In Nias, a beautiful holiday and surfing destination, infant and maternal mortality are significantly above national figures. It is SurfAid's mission to improve the health, well being and self-reliance of people living in isolated areas like Nias, using our "a hand up, not a hand out" philosophy.
Surprisingly, you actually don’t have to look very far to find remote communities in our ever-connected world. Just behind the palms of one of the world’s top surfing destinations are villages that are so off the beaten track that basic government services don’t reach them. No clean water, health services, education or electricity.
One example is Sisobahili -- a remote and extremely isolated village in Gido, Nias. To reach it is a journey unto itself. It begins by car with a four-wheel drive to a small dirt path. From there, it’s a 2 -hour hike, or a hair raising dirt bike ride, through the woods, crossing a river and a stream. During the dry season, it is quite a trek to get there, but easy enough compared to the wet season when the road becomes a sea of mud, and the rivers and streams completely flood. And did we mention there is no bridge?
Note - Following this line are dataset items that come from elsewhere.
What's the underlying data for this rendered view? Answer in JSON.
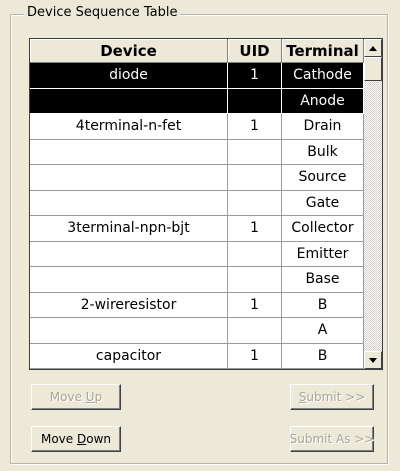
{
  "group": {
    "title": "Device Sequence Table"
  },
  "table": {
    "columns": [
      "Device",
      "UID",
      "Terminal"
    ],
    "rows": [
      {
        "device": "diode",
        "uid": "1",
        "terminal": "Cathode",
        "selected": true
      },
      {
        "device": "",
        "uid": "",
        "terminal": "Anode",
        "selected": true
      },
      {
        "device": "4terminal-n-fet",
        "uid": "1",
        "terminal": "Drain",
        "selected": false
      },
      {
        "device": "",
        "uid": "",
        "terminal": "Bulk",
        "selected": false
      },
      {
        "device": "",
        "uid": "",
        "terminal": "Source",
        "selected": false
      },
      {
        "device": "",
        "uid": "",
        "terminal": "Gate",
        "selected": false
      },
      {
        "device": "3terminal-npn-bjt",
        "uid": "1",
        "terminal": "Collector",
        "selected": false
      },
      {
        "device": "",
        "uid": "",
        "terminal": "Emitter",
        "selected": false
      },
      {
        "device": "",
        "uid": "",
        "terminal": "Base",
        "selected": false
      },
      {
        "device": "2-wireresistor",
        "uid": "1",
        "terminal": "B",
        "selected": false
      },
      {
        "device": "",
        "uid": "",
        "terminal": "A",
        "selected": false
      },
      {
        "device": "capacitor",
        "uid": "1",
        "terminal": "B",
        "selected": false
      }
    ]
  },
  "buttons": {
    "move_up": {
      "label": "Move Up",
      "mnemonic": "U",
      "enabled": false
    },
    "move_down": {
      "label": "Move Down",
      "mnemonic": "D",
      "enabled": true
    },
    "submit": {
      "label": "Submit >>",
      "mnemonic": "S",
      "enabled": false
    },
    "submit_as": {
      "label": "Submit As >>",
      "mnemonic": "",
      "enabled": false
    }
  },
  "colors": {
    "window_bg": "#ece9d8",
    "selection_bg": "#000000",
    "selection_fg": "#ffffff",
    "disabled_text": "#a8a59a"
  },
  "icons": {
    "scroll_up": "triangle-up-icon",
    "scroll_down": "triangle-down-icon"
  }
}
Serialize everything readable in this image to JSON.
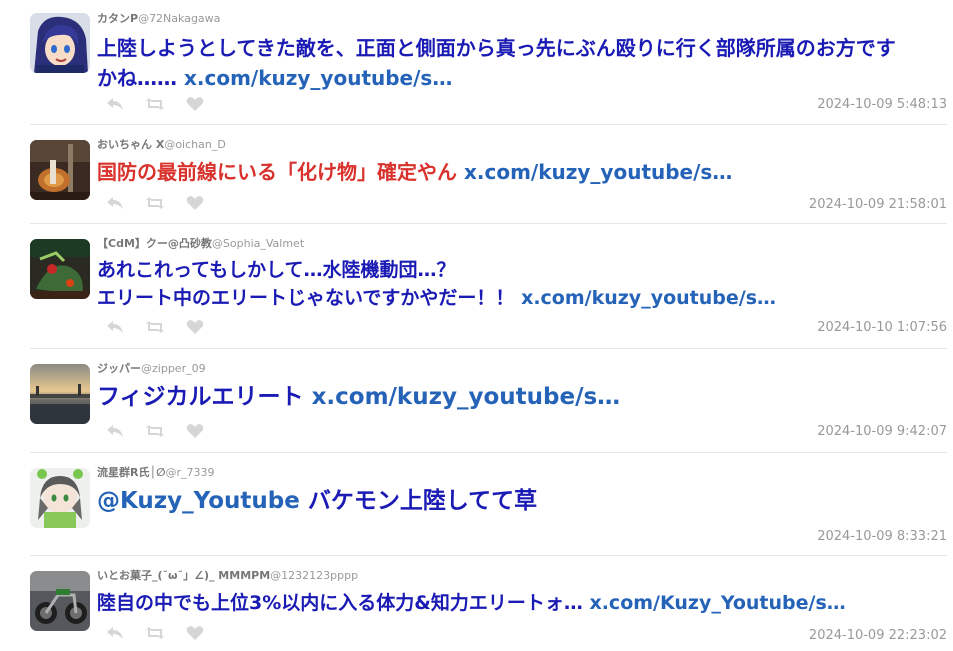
{
  "tweets": [
    {
      "name": "カタンP",
      "handle": "@72Nakagawa",
      "text": "上陸しようとしてきた敵を、正面と側面から真っ先にぶん殴りに行く部隊所属のお方です",
      "text2": "かね……",
      "link": "x.com/kuzy_youtube/s…",
      "timestamp": "2024-10-09 5:48:13"
    },
    {
      "name": "おいちゃん X",
      "handle": "@oichan_D",
      "text": "国防の最前線にいる「化け物」確定やん",
      "link": "x.com/kuzy_youtube/s…",
      "timestamp": "2024-10-09 21:58:01"
    },
    {
      "name": "【CdM】クー@凸砂教",
      "handle": "@Sophia_Valmet",
      "text": "あれこれってもしかして…水陸機動団…？",
      "text2": "エリート中のエリートじゃないですかやだー！！",
      "link": "x.com/kuzy_youtube/s…",
      "timestamp": "2024-10-10 1:07:56"
    },
    {
      "name": "ジッパー",
      "handle": "@zipper_09",
      "text": "フィジカルエリート",
      "link": "x.com/kuzy_youtube/s…",
      "timestamp": "2024-10-09 9:42:07"
    },
    {
      "name": "流星群R氏│∅",
      "handle": "@r_7339",
      "mention": "@Kuzy_Youtube",
      "text": "バケモン上陸してて草",
      "timestamp": "2024-10-09 8:33:21"
    },
    {
      "name": "いとお菓子_(˘ω˘」∠)_ MMMPM",
      "handle": "@1232123pppp",
      "text": "陸自の中でも上位3%以内に入る体力&知力エリートォ…",
      "link": "x.com/Kuzy_Youtube/s…",
      "timestamp": "2024-10-09 22:23:02"
    }
  ],
  "icons": [
    "reply-icon",
    "retweet-icon",
    "like-icon"
  ],
  "colors": {
    "text_blue": "#1a1ab4",
    "text_red": "#d9322d",
    "link": "#2563b8",
    "meta": "#999999",
    "icon": "#d6d6d6"
  }
}
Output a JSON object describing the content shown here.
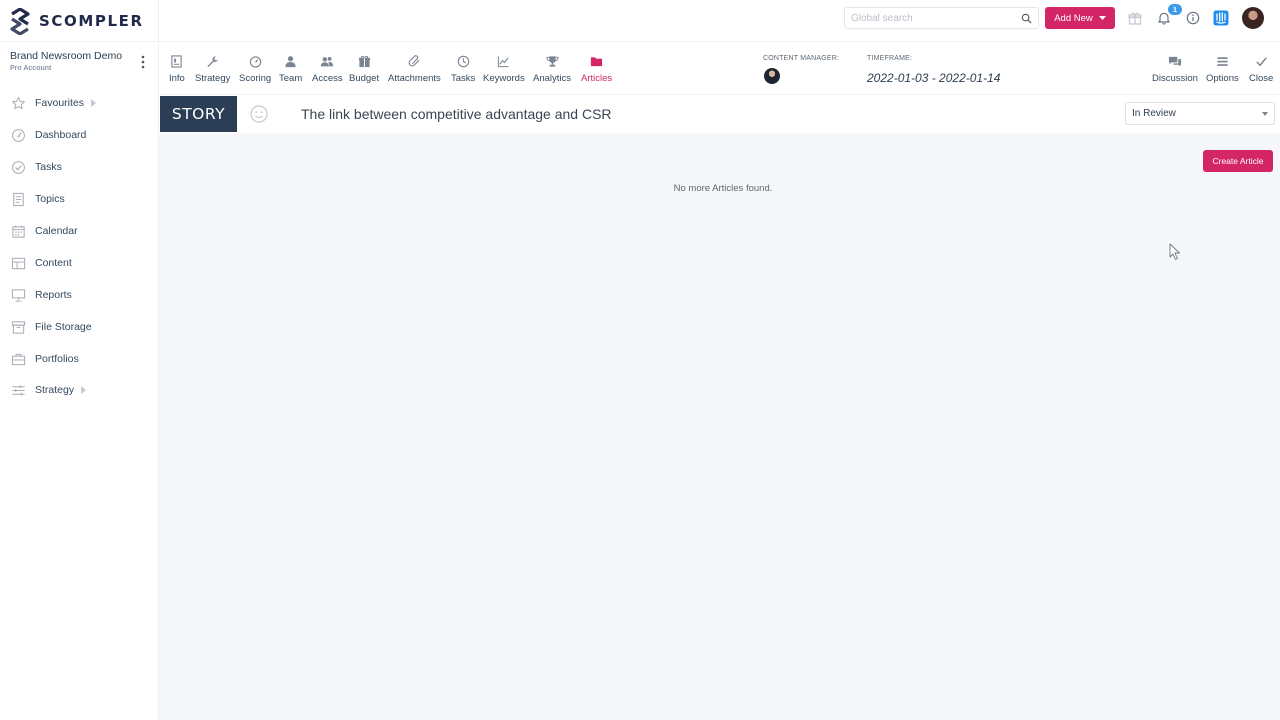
{
  "brand": {
    "name": "SCOMPLER"
  },
  "header": {
    "search_placeholder": "Global search",
    "add_new_label": "Add New",
    "notification_count": "1"
  },
  "account": {
    "name": "Brand Newsroom Demo",
    "plan": "Pro Account"
  },
  "sidebar": {
    "items": [
      {
        "label": "Favourites",
        "icon": "star-icon"
      },
      {
        "label": "Dashboard",
        "icon": "gauge-icon"
      },
      {
        "label": "Tasks",
        "icon": "check-circle-icon"
      },
      {
        "label": "Topics",
        "icon": "document-icon"
      },
      {
        "label": "Calendar",
        "icon": "calendar-icon"
      },
      {
        "label": "Content",
        "icon": "table-icon"
      },
      {
        "label": "Reports",
        "icon": "presentation-icon"
      },
      {
        "label": "File Storage",
        "icon": "archive-icon"
      },
      {
        "label": "Portfolios",
        "icon": "briefcase-icon"
      },
      {
        "label": "Strategy",
        "icon": "sliders-icon"
      }
    ]
  },
  "tabs": [
    {
      "label": "Info"
    },
    {
      "label": "Strategy"
    },
    {
      "label": "Scoring"
    },
    {
      "label": "Team"
    },
    {
      "label": "Access"
    },
    {
      "label": "Budget"
    },
    {
      "label": "Attachments"
    },
    {
      "label": "Tasks"
    },
    {
      "label": "Keywords"
    },
    {
      "label": "Analytics"
    },
    {
      "label": "Articles"
    }
  ],
  "meta": {
    "content_manager_label": "CONTENT MANAGER:",
    "timeframe_label": "TIMEFRAME:",
    "timeframe_value": "2022-01-03 - 2022-01-14"
  },
  "actions": {
    "discussion": "Discussion",
    "options": "Options",
    "close": "Close"
  },
  "story": {
    "badge": "STORY",
    "title": "The link between competitive advantage and CSR",
    "status": "In Review"
  },
  "articles": {
    "create_label": "Create Article",
    "empty_message": "No more Articles found."
  },
  "colors": {
    "accent": "#d42667",
    "story_badge": "#2b3e55",
    "badge_blue": "#3d9be9"
  }
}
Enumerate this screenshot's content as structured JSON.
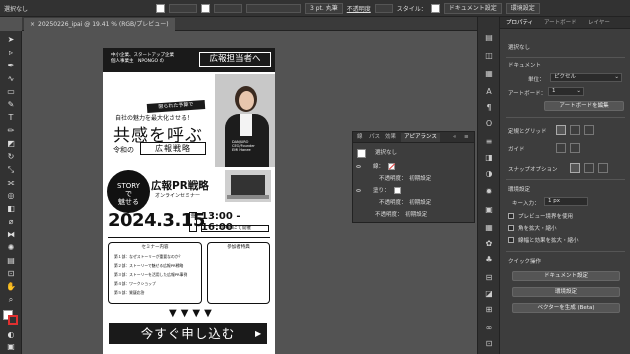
{
  "toolbar": {
    "selection_label": "選択なし",
    "stroke_size": "3 pt. 丸筆",
    "opacity_label": "不透明度",
    "style_label": "スタイル：",
    "doc_settings": "ドキュメント設定",
    "env_settings": "環境設定"
  },
  "document_tab": {
    "title": "20250226_ipai @ 19.41 % (RGB/プレビュー)"
  },
  "artboard": {
    "header_sub": "中小企業、スタートアップ企業\n個人事業主　NPONGO の",
    "header_title": "広報担当者へ",
    "photo_caption": "DANJURO\nCEO/Founder\nEMI Hanee",
    "badge": "限られた予算で",
    "line1": "自社の魅力を最大化させる！",
    "big_title": "共感を呼ぶ",
    "small_prefix": "令和の",
    "boxed": "広報戦略",
    "story_badge": "STORY\nで\n魅せる",
    "pr_title": "広報PR戦略",
    "pr_sub": "オンラインセミナー",
    "date": "2024.3.15",
    "weekday": "金",
    "time": "13:00 - 16:00",
    "zoom_note": "ZOOMにて開催",
    "program_title": "セミナー内容",
    "program_items": [
      "第１部：なぜストーリーが重要なのか？",
      "第２部：ストーリーで魅せる広報PR戦略",
      "第３部：ストーリーを活用した広報PR事例",
      "第４部：ワークショップ",
      "第５部：質疑応答"
    ],
    "bonus_title": "参加者特典",
    "arrows": "▼▼▼▼",
    "cta": "今すぐ申し込む",
    "cta_arrow": "▶"
  },
  "appearance_panel": {
    "tabs": [
      "線",
      "パス",
      "効果",
      "アピアランス"
    ],
    "active_tab": "アピアランス",
    "rows": [
      {
        "label": "選択なし"
      },
      {
        "label": "線："
      },
      {
        "label": "不透明度：　初期設定"
      },
      {
        "label": "塗り："
      },
      {
        "label": "不透明度：　初期設定"
      },
      {
        "label": "不透明度：　初期設定"
      }
    ]
  },
  "properties_panel": {
    "tabs": [
      "プロパティ",
      "アートボード",
      "レイヤー"
    ],
    "selection": "選択なし",
    "document_heading": "ドキュメント",
    "unit_label": "単位：",
    "unit_value": "ピクセル",
    "artboard_label": "アートボード：",
    "artboard_value": "1",
    "edit_artboard_button": "アートボードを編集",
    "ruler_grid_label": "定規とグリッド",
    "guide_label": "ガイド",
    "snap_label": "スナップオプション",
    "prefs_heading": "環境設定",
    "key_increment_label": "キー入力：",
    "key_increment_value": "1 px",
    "preview_bounds": "プレビュー境界を使用",
    "scale_corners": "角を拡大・縮小",
    "scale_strokes": "線幅と効果を拡大・縮小",
    "quick_actions_heading": "クイック操作",
    "doc_settings_button": "ドキュメント設定",
    "env_settings_button": "環境設定",
    "vector_button": "ベクターを生成 (Beta)"
  }
}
SurfAid recently added this village to our outreach program. This project will support 6 villages like Sisobahili.
The inhabitants of Sisobahili Gido are mainly subsistence farmers, growing rubber and cacao. Their homes are scattered over a large area, and closer to their agricultural lands, rather than centralized around a main traditional chief house, as is more typical in Nias. Basic services, such as health care, clean water, and education are either of poor quality or non-existent. There is no midwife available to deliver mother and child health services. Two out of nine children are malnourished and the number of women dying in childbirth is unacceptably high.
Donations to this project will ultimately benefit 6 isolated communities of Gido, Indonesia. These communities are comprised of 1,374 individual family members, including 515 children under five.
All of SurfAid’s programs employ a philosophy of a “hand up, not a hand out”.
To achieve this, we work to empower communities through training and behaviour change. In this project, groups of community health volunteers work together with the local health department to deliver health messages on nutrition, hygiene and sanitation to their neighbours, focusing on at-risk households. They are our front line, receiving ongoing training and support from SurfAid staff. These volunteers are the bridge between their own community and the community health services.
Monthly, a health service is run by the volunteers, where children under five and pregnant mothers receive basic health services. These include monitoring, weighing, immunisation and provision of health information. To help the volunteers give clear and correct health messages to families, it is very important that they have training and educational materials.